Sewer project must go forward
POSTED: June 9, 2008
The most frustrating and potentially expensive project to Jefferson County and a group of residents is dragging on, with no apparent end in sight.
The county was told 18 years ago by the Ohio Environmental Protection Agency to install sewers in the Crestview-Belvedere and Highland Acres areas near Bloomingdale.
The county commissioners put the project on the back burner for years, instead of assessing residents and going with a much lower construction cost.
The project cost has grown from a couple of million dollars to an estimated $10 million price tag today.
If the commissioners would have implemented the project more than a decade ago, the residents may have been able to afford the cost of the sewers. Now, a segment of the residents are retired and can’t afford the assessment.
At a $10 million cost, the assessments could go as high as $1,600 a year during a 20-year period.
The residents face a hot summer of faulty septic system odors but even that may not be enough to convince them to dish out $1,600 for a sewer system.
The county is banking on a grant and low-interest loan from the U.S. Department of Agriculture that could make the cost of the sewer system a little more bearable.

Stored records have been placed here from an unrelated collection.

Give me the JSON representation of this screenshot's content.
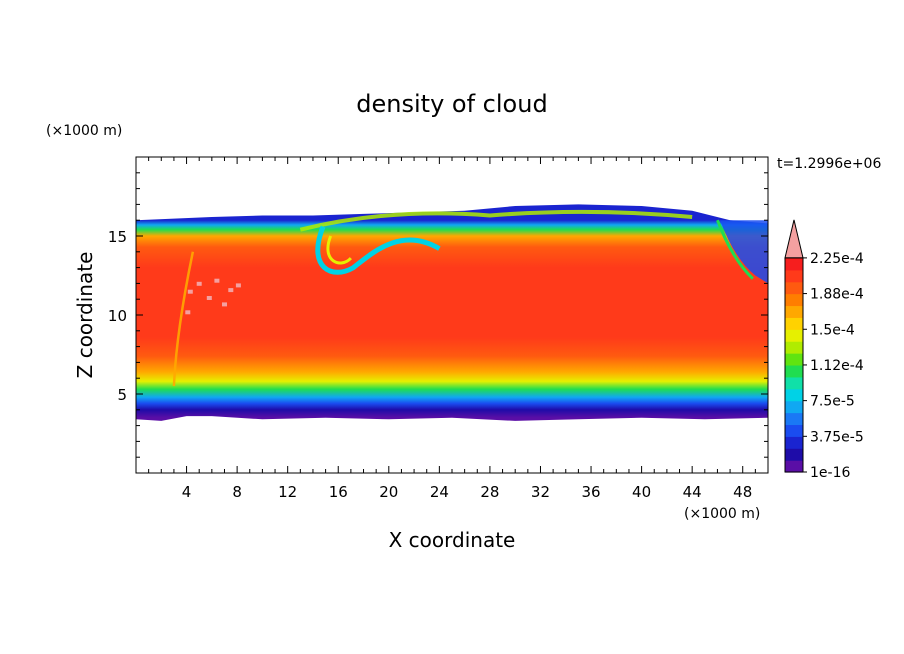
{
  "chart_data": {
    "type": "heatmap",
    "title": "density of cloud",
    "time_label": "t=1.2996e+06",
    "xlabel": "X coordinate",
    "ylabel": "Z coordinate",
    "x_unit": "(×1000 m)",
    "y_unit": "(×1000 m)",
    "xlim": [
      0,
      50
    ],
    "ylim": [
      0,
      20
    ],
    "x_ticks": [
      4,
      8,
      12,
      16,
      20,
      24,
      28,
      32,
      36,
      40,
      44,
      48
    ],
    "y_ticks": [
      5,
      10,
      15
    ],
    "colorbar": {
      "labels": [
        "1e-16",
        "3.75e-5",
        "7.5e-5",
        "1.12e-4",
        "1.5e-4",
        "1.88e-4",
        "2.25e-4"
      ],
      "colors": [
        "#5a0ea6",
        "#1e0ca8",
        "#1a24d0",
        "#1a4cf0",
        "#1a78f5",
        "#10a8f2",
        "#00d2e6",
        "#10e0a8",
        "#20dd50",
        "#60e410",
        "#b0ec00",
        "#e6f000",
        "#ffd200",
        "#ffa800",
        "#ff7e00",
        "#ff5a10",
        "#ff3a1a",
        "#f61e1e",
        "#f4a0a0"
      ],
      "extend_max": true,
      "max_color": "#f4a0a0"
    },
    "cloud_field": {
      "base_z": 3.5,
      "top_z": 16.0,
      "core_value_range": "2.25e-4 and above",
      "description_colors_by_z": [
        [
          3.5,
          "#5a0ea6"
        ],
        [
          4.0,
          "#1e0ca8"
        ],
        [
          4.4,
          "#1a4cf0"
        ],
        [
          4.8,
          "#10a8f2"
        ],
        [
          5.3,
          "#20dd50"
        ],
        [
          5.8,
          "#e6f000"
        ],
        [
          6.4,
          "#ffa800"
        ],
        [
          7.4,
          "#ff5a10"
        ],
        [
          8.6,
          "#ff3a1a"
        ],
        [
          13.0,
          "#ff3a1a"
        ],
        [
          14.3,
          "#ff5a10"
        ],
        [
          15.0,
          "#ffa800"
        ],
        [
          15.4,
          "#20dd50"
        ],
        [
          15.7,
          "#10a8f2"
        ],
        [
          16.0,
          "#1a24d0"
        ]
      ]
    }
  }
}
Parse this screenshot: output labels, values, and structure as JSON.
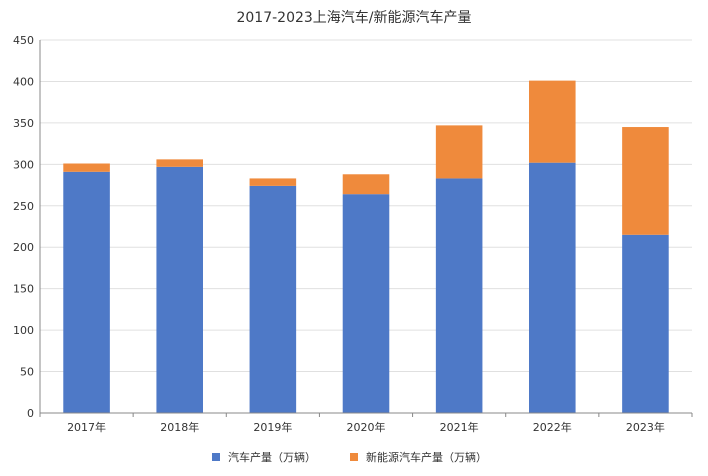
{
  "chart_data": {
    "type": "bar",
    "stacked": true,
    "title": "2017-2023上海汽车/新能源汽车产量",
    "categories": [
      "2017年",
      "2018年",
      "2019年",
      "2020年",
      "2021年",
      "2022年",
      "2023年"
    ],
    "series": [
      {
        "name": "汽车产量（万辆）",
        "color": "#4e79c7",
        "values": [
          291,
          297,
          274,
          264,
          283,
          302,
          215
        ]
      },
      {
        "name": "新能源汽车产量（万辆）",
        "color": "#ef8a3c",
        "values": [
          10,
          9,
          9,
          24,
          64,
          99,
          130
        ]
      }
    ],
    "ylim": [
      0,
      450
    ],
    "yticks": [
      0,
      50,
      100,
      150,
      200,
      250,
      300,
      350,
      400,
      450
    ],
    "grid": true,
    "legend_position": "bottom"
  }
}
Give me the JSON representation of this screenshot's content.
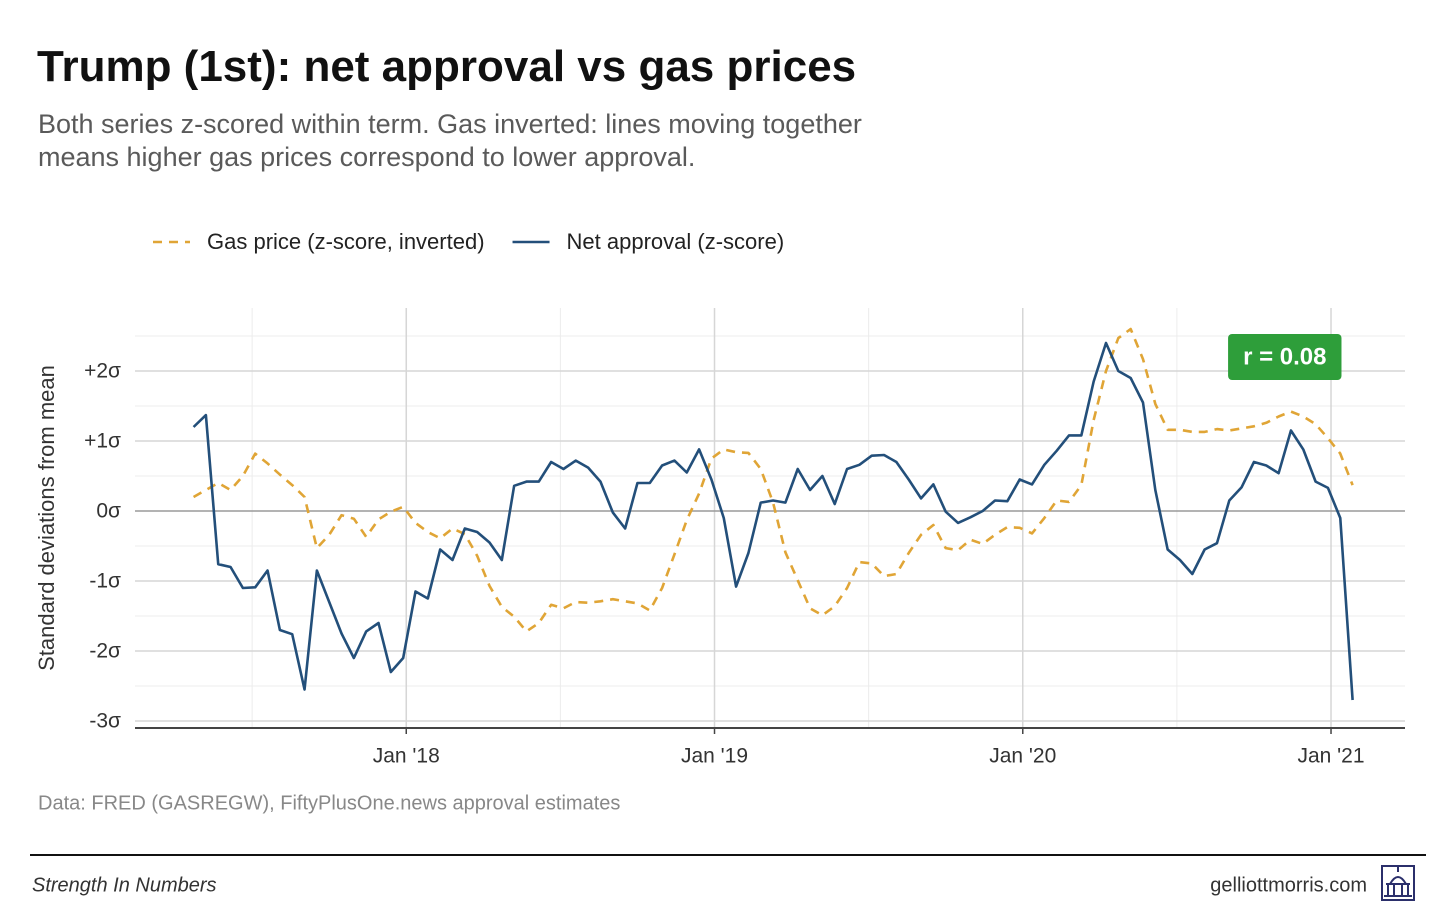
{
  "chart_data": {
    "type": "line",
    "title": "Trump (1st): net approval vs gas prices",
    "subtitle": "Both series z-scored within term. Gas inverted: lines moving together means higher gas prices correspond to lower approval.",
    "ylabel": "Standard deviations from mean",
    "source": "Data: FRED (GASREGW), FiftyPlusOne.news approval estimates",
    "legend": "top",
    "grid": true,
    "xlim": [
      2017.12,
      2021.24
    ],
    "ylim": [
      -3.1,
      2.9
    ],
    "xticks": [
      {
        "value": 2018,
        "label": "Jan '18"
      },
      {
        "value": 2019,
        "label": "Jan '19"
      },
      {
        "value": 2020,
        "label": "Jan '20"
      },
      {
        "value": 2021,
        "label": "Jan '21"
      }
    ],
    "minor_xticks": [
      2017.5,
      2018.5,
      2019.5,
      2020.5
    ],
    "yticks": [
      {
        "value": -3,
        "label": "-3σ"
      },
      {
        "value": -2,
        "label": "-2σ"
      },
      {
        "value": -1,
        "label": "-1σ"
      },
      {
        "value": 0,
        "label": "0σ"
      },
      {
        "value": 1,
        "label": "+1σ"
      },
      {
        "value": 2,
        "label": "+2σ"
      }
    ],
    "minor_yticks": [
      -2.5,
      -1.5,
      -0.5,
      0.5,
      1.5,
      2.5
    ],
    "annotations": [
      {
        "text": "r = 0.08",
        "x": 2020.85,
        "y": 2.2,
        "color": "#2e9e3a"
      }
    ],
    "x": [
      2017.31,
      2017.35,
      2017.39,
      2017.43,
      2017.47,
      2017.51,
      2017.55,
      2017.59,
      2017.63,
      2017.67,
      2017.71,
      2017.75,
      2017.79,
      2017.83,
      2017.87,
      2017.91,
      2017.95,
      2017.99,
      2018.03,
      2018.07,
      2018.11,
      2018.15,
      2018.19,
      2018.23,
      2018.27,
      2018.31,
      2018.35,
      2018.39,
      2018.43,
      2018.47,
      2018.51,
      2018.55,
      2018.59,
      2018.63,
      2018.67,
      2018.71,
      2018.75,
      2018.79,
      2018.83,
      2018.87,
      2018.91,
      2018.95,
      2018.99,
      2019.03,
      2019.07,
      2019.11,
      2019.15,
      2019.19,
      2019.23,
      2019.27,
      2019.31,
      2019.35,
      2019.39,
      2019.43,
      2019.47,
      2019.51,
      2019.55,
      2019.59,
      2019.63,
      2019.67,
      2019.71,
      2019.75,
      2019.79,
      2019.83,
      2019.87,
      2019.91,
      2019.95,
      2019.99,
      2020.03,
      2020.07,
      2020.11,
      2020.15,
      2020.19,
      2020.23,
      2020.27,
      2020.31,
      2020.35,
      2020.39,
      2020.43,
      2020.47,
      2020.51,
      2020.55,
      2020.59,
      2020.63,
      2020.67,
      2020.71,
      2020.75,
      2020.79,
      2020.83,
      2020.87,
      2020.91,
      2020.95,
      2020.99,
      2021.03,
      2021.07
    ],
    "series": [
      {
        "name": "Gas price (z-score, inverted)",
        "color": "#e0a536",
        "style": "dashed",
        "values": [
          0.2,
          0.3,
          0.4,
          0.3,
          0.5,
          0.82,
          0.68,
          0.52,
          0.37,
          0.2,
          -0.53,
          -0.34,
          -0.06,
          -0.11,
          -0.37,
          -0.12,
          -0.01,
          0.06,
          -0.17,
          -0.3,
          -0.39,
          -0.25,
          -0.33,
          -0.64,
          -1.07,
          -1.37,
          -1.51,
          -1.72,
          -1.6,
          -1.34,
          -1.39,
          -1.3,
          -1.31,
          -1.29,
          -1.26,
          -1.29,
          -1.32,
          -1.42,
          -1.1,
          -0.62,
          -0.13,
          0.25,
          0.75,
          0.88,
          0.84,
          0.83,
          0.6,
          0.12,
          -0.59,
          -0.99,
          -1.39,
          -1.49,
          -1.36,
          -1.1,
          -0.73,
          -0.75,
          -0.93,
          -0.9,
          -0.6,
          -0.34,
          -0.2,
          -0.53,
          -0.56,
          -0.41,
          -0.47,
          -0.34,
          -0.23,
          -0.24,
          -0.32,
          -0.1,
          0.15,
          0.13,
          0.37,
          1.3,
          2.0,
          2.47,
          2.6,
          2.17,
          1.53,
          1.16,
          1.16,
          1.13,
          1.13,
          1.17,
          1.15,
          1.18,
          1.21,
          1.26,
          1.35,
          1.42,
          1.35,
          1.24,
          1.04,
          0.82,
          0.37
        ]
      },
      {
        "name": "Net approval (z-score)",
        "color": "#234f7a",
        "style": "solid",
        "values": [
          1.2,
          1.37,
          -0.76,
          -0.8,
          -1.1,
          -1.09,
          -0.85,
          -1.7,
          -1.76,
          -2.55,
          -0.85,
          -1.3,
          -1.75,
          -2.1,
          -1.72,
          -1.6,
          -2.3,
          -2.1,
          -1.15,
          -1.25,
          -0.55,
          -0.7,
          -0.25,
          -0.3,
          -0.45,
          -0.7,
          0.36,
          0.42,
          0.42,
          0.7,
          0.6,
          0.72,
          0.62,
          0.42,
          -0.02,
          -0.25,
          0.4,
          0.4,
          0.65,
          0.72,
          0.55,
          0.88,
          0.45,
          -0.1,
          -1.08,
          -0.6,
          0.12,
          0.15,
          0.12,
          0.6,
          0.3,
          0.5,
          0.1,
          0.6,
          0.66,
          0.79,
          0.8,
          0.7,
          0.45,
          0.18,
          0.38,
          -0.01,
          -0.17,
          -0.09,
          0.0,
          0.15,
          0.14,
          0.45,
          0.38,
          0.66,
          0.86,
          1.08,
          1.08,
          1.85,
          2.4,
          2.0,
          1.9,
          1.55,
          0.3,
          -0.55,
          -0.7,
          -0.9,
          -0.55,
          -0.46,
          0.15,
          0.34,
          0.7,
          0.65,
          0.54,
          1.15,
          0.88,
          0.42,
          0.33,
          -0.1,
          -2.7
        ]
      }
    ]
  },
  "footer": {
    "left": "Strength In Numbers",
    "right": "gelliottmorris.com"
  }
}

The county also is attempting to secure a Community Development Block Grant also could help.
The CDBG funding is contingent on proving more than half of the residents are of low and moderate income. A survey is needed with residents stating income, but there isn’t a lot of cooperation in getting the surveys completed.

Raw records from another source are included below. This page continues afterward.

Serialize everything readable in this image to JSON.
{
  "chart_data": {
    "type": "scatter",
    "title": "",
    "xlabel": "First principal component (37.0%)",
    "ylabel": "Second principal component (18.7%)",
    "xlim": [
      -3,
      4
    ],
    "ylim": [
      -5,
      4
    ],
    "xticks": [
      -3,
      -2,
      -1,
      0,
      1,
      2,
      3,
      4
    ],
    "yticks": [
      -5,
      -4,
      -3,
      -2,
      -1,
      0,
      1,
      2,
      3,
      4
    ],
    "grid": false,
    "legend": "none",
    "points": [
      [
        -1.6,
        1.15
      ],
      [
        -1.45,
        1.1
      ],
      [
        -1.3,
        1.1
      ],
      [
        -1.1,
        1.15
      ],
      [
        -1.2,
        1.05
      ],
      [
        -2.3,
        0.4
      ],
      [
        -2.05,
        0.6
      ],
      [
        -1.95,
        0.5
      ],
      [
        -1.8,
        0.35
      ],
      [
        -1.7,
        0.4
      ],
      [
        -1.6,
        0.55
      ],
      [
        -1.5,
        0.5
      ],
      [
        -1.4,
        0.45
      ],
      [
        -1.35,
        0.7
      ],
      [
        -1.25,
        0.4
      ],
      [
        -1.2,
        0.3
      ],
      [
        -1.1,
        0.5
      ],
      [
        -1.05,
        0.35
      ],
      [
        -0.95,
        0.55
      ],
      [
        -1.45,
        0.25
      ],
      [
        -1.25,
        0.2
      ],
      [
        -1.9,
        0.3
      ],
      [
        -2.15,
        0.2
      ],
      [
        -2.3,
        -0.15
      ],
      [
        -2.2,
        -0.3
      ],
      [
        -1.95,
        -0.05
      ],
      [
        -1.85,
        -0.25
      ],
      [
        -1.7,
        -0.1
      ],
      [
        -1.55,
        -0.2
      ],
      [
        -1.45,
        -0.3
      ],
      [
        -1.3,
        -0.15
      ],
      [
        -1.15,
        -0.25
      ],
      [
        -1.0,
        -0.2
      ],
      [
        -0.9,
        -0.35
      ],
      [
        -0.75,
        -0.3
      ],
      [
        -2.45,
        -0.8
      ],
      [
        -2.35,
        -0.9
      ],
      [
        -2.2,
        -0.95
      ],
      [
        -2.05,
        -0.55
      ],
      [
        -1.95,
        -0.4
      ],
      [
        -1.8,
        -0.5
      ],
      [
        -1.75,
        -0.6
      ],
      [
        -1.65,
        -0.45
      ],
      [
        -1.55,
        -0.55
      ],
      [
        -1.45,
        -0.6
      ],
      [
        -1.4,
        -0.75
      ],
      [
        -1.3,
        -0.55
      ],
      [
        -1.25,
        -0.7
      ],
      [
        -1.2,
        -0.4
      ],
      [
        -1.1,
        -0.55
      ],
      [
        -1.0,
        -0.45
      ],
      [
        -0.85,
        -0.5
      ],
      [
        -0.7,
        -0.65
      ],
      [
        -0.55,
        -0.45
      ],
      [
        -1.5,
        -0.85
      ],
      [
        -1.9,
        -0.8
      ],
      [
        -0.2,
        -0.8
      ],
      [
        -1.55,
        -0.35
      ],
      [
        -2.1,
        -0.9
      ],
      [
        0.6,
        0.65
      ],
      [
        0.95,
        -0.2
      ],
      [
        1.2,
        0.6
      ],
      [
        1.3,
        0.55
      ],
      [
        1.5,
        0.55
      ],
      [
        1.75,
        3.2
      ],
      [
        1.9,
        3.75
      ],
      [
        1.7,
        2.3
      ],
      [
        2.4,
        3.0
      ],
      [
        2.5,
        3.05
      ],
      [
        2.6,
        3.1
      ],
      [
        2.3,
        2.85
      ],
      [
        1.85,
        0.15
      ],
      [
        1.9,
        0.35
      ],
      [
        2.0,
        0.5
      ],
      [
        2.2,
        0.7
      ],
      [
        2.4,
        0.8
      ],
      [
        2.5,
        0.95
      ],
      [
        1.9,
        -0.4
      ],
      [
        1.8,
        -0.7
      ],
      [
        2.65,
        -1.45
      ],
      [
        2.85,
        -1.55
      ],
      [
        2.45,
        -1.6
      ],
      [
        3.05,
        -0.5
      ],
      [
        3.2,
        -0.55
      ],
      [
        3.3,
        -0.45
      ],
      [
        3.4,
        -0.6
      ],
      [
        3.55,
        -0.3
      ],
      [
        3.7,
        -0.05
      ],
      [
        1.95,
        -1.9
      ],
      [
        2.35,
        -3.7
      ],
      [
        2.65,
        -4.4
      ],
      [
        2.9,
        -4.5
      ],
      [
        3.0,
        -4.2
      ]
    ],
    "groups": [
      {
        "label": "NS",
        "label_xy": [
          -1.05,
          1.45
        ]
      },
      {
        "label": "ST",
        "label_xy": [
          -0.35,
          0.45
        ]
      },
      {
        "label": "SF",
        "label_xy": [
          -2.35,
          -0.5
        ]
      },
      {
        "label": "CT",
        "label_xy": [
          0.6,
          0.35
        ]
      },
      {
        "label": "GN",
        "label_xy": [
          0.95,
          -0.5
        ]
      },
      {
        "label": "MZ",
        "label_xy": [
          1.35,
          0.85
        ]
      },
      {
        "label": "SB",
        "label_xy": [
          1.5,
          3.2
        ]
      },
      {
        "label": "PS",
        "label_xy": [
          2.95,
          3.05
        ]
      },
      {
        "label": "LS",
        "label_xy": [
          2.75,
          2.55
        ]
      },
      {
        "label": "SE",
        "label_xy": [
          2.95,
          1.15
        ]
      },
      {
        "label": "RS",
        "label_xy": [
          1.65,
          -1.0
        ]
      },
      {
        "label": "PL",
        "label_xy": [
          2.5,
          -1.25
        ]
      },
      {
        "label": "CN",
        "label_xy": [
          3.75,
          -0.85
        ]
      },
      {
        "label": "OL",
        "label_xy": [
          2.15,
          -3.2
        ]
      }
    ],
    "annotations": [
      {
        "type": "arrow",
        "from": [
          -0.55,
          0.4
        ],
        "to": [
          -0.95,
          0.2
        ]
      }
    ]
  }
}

The county is banking on getting the CDBG funding as a step in getting the federal agriculture grant and loans.
If both grants fall through, the county and the residents are faced with a terrible decision — either wait for the rath of the Ohio Environmental Protection Agency to force the project through or get it done now at a huge price tag.
The expense of the project keeps climbing, especially with construction costs going up.

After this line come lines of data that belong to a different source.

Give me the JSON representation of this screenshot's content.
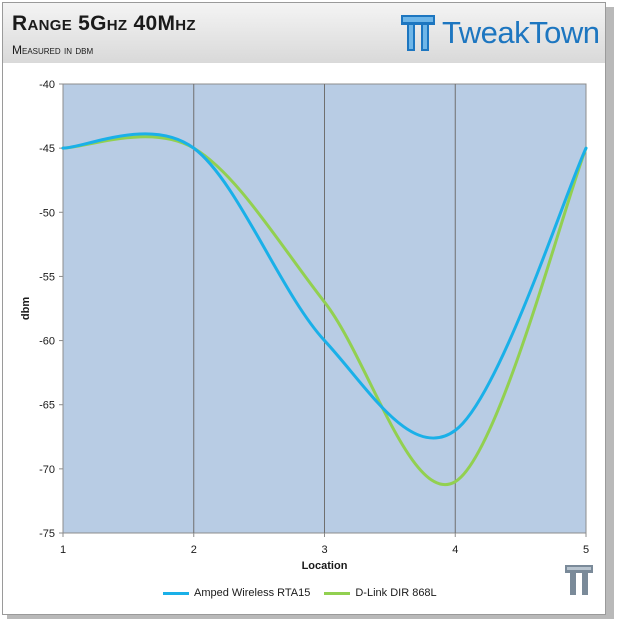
{
  "header": {
    "title": "Range 5Ghz 40Mhz",
    "subtitle": "Measured in dbm",
    "logo_text": "TweakTown",
    "logo_color": "#1d76c0"
  },
  "chart_data": {
    "type": "line",
    "title": "Range 5Ghz 40Mhz",
    "subtitle": "Measured in dbm",
    "xlabel": "Location",
    "ylabel": "dbm",
    "x": [
      1,
      2,
      3,
      4,
      5
    ],
    "xlim": [
      1,
      5
    ],
    "ylim": [
      -75,
      -40
    ],
    "y_ticks": [
      -40,
      -45,
      -50,
      -55,
      -60,
      -65,
      -70,
      -75
    ],
    "x_ticks": [
      1,
      2,
      3,
      4,
      5
    ],
    "plot_background": "#b8cce4",
    "grid": "vertical",
    "smooth": true,
    "series": [
      {
        "name": "Amped Wireless RTA15",
        "color": "#1ab0e8",
        "values": [
          -45,
          -45,
          -60,
          -67,
          -45
        ]
      },
      {
        "name": "D-Link DIR 868L",
        "color": "#92d050",
        "values": [
          -45,
          -45,
          -57,
          -71,
          -45
        ]
      }
    ],
    "legend_position": "bottom"
  }
}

A group of residents in the affected area have been working for years to secure grants or low-interest loans that would help lower the assessment costs. The Ohio EPA has backed off the mandate for the sewer system to give the residents a chance to get federal or state funding.
The engineering cost of the system keeps getting larger, without one shovel of dirt turned.
It is easy to understand the frustration of the residents of Crestview, Belvedere and Highland Acres.
Hindsight is easy — saying the project should have been done years ago. Trust with the county commissioners is thin, even though the current board didn’t make the decision to ignore the sewer system.
The residents need to cooperate in the income surveys for the CDBG funding.
Then the county and its elected local, state and federal officials need to put the pressure on the federal agriculture department to provide grants and low-interest loans.